CBT incorporates a lot of psychoeducation, which refers to the information about psychological issues or treatment that is shared with clients. During the assessment phase, psychoeducation might include discussions or readings about what it means to have a certain diagnosis, what to expect in treatment, or how thoughts are connected in various ways to their emotional reactions and behaviour. During treatment, much of the psychoeducation occurs as clients learn concrete strategies for responding to any unhelpful thinking, painful emotions, or problems they may be facing. To help clients remember the psychoeducation provided in session, CBT therapists may ask their clients to write down what they learned in session to review between sessions, read a self-help book or online article about some of the topics covered, or try sharing some of what they’ve learned with friends or family. Through these various psychoeducational experiences, clients set themselves up to become their own therapists over time.

CBT incorporates measures to monitor client progress.
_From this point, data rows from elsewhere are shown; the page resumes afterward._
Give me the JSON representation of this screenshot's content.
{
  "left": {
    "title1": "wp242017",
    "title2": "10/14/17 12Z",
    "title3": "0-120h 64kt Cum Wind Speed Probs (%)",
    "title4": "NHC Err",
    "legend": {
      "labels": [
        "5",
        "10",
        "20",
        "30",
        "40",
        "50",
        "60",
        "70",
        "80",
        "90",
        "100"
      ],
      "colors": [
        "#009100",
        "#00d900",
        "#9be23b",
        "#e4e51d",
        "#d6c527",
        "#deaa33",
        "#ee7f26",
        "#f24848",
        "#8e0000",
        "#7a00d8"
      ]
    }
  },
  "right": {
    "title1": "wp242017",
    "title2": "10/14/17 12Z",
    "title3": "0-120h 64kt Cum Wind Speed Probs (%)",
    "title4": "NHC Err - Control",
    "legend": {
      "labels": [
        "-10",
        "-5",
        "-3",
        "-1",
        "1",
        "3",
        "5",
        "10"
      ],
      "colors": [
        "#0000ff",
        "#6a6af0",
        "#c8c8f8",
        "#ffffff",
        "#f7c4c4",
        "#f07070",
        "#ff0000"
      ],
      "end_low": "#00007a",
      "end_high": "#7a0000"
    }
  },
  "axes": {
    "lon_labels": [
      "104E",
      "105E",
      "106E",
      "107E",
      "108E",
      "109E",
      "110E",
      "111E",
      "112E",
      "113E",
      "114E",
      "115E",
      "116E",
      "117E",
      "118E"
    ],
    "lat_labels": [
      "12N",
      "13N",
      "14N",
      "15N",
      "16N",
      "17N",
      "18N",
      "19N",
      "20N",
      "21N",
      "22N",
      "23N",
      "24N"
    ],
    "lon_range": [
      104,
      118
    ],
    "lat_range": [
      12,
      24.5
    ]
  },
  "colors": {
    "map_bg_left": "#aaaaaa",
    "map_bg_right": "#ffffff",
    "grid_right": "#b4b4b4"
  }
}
“Therapy without progress measurement is like driving with your eyes closed.”

~ Unknown

After collaboratively identifying goals for therapy with their clients, CBT therapists will plan how to monitor their clients’ progress. This progress monitoring may involve having clients complete symptom checklists before each session; track the frequency or severity of the symptoms or problem behaviours they’re trying to reduce throughout the week; or keep a log of what happens when they use new skills. By regularly monitoring the impact of treatment, clients and therapists have access to timely information to guide their treatment decisions. For example, when progress occurs as expected and therapy goals are achieved, the client and therapist can have discussions about adding new goals, spacing out sessions, or ending therapy altogether. Alternatively, if progress is not being achieved as expected, adjustments can be made to the treatment to better address the client’s needs and improve their therapeutic outcomes.